Se puso a hablar con el socorrista, mientras yo permanecía a un metro de distancia escaso. McMurphy debía estar en una fosa porque tenía que chapotear para mantenerse a flote y yo en cambio hacía pie tranquilamente. El socorrista estaba de pie junto a la piscina: llevaba un silbato y una camiseta con el número de su galería. Él y McMurphy empezaron a hablar de las diferencias entre el hospital y la cárcel, y McMurphy comentó que el hospital era muchísimo mejor. El socorrista no parecía muy convencido. Oí como le decía a McMurphy que, para empezar, estar internado no es lo mismo que cumplir condena.

– Cuando tienes que cumplir condena en una cárcel, hay fijada una fecha en la que sabes que te soltarán -dijo.

McMurphy dejó de chapotear como había estado haciendo hasta ese momento. Nadó lentamente hasta el borde de la piscina y se quedó allí agarrado, y mirando al socorrista.

– ¿Y si estás internado? -preguntó al cabo de un rato.

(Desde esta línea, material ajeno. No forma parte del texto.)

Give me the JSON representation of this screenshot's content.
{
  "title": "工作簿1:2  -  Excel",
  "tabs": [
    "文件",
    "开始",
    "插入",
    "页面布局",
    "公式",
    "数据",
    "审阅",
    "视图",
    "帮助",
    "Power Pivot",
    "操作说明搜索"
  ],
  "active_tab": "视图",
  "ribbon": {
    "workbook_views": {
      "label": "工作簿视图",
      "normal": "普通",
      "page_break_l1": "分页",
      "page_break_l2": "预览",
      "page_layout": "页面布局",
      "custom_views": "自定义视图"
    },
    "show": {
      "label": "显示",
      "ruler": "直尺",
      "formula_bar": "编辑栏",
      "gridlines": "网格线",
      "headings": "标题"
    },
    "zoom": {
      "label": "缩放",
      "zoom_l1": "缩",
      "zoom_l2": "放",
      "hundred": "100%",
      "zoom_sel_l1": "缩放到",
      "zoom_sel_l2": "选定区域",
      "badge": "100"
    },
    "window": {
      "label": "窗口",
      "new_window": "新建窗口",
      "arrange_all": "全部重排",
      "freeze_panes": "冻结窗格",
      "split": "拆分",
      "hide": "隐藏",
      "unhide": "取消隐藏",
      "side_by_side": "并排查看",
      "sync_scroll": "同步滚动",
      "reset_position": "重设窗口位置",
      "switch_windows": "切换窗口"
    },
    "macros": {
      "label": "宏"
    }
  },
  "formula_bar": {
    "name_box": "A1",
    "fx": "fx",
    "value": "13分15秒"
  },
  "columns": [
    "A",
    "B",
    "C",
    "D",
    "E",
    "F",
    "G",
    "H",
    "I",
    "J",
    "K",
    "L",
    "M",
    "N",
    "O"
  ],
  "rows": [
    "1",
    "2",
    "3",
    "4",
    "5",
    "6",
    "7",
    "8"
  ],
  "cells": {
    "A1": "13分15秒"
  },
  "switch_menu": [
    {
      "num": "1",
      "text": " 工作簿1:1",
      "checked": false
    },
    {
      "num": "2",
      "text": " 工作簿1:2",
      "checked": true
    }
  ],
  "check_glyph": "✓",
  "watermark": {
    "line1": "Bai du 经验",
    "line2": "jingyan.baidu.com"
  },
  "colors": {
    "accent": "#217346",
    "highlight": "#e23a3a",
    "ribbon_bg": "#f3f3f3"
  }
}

El socorrista se encogió de hombros en musculoso gesto y dio un tirón al silbato que le colgaba del cuello. Había sido jugador de rugby profesional, en la frente lucía señales de los clavos de las botas y, de vez en cuando, en un momento de distracción, en sus ojos se encendía una chispa y sus labios empezaban a barbotear números, se ponía de cuatro patas como si estuviera en sus marcas y se arrojaba sobre alguna enfermera que pasase casualmente por allí, le hundía un hombro en los riñones y la lanzaba al suelo para que otro jugador se infiltrase por el boquete. Por eso estaba en la galería de Perturbados; cuando no estaba prestando servicio de socorrismo era capaz de hacer algo por el estilo al menor descuido.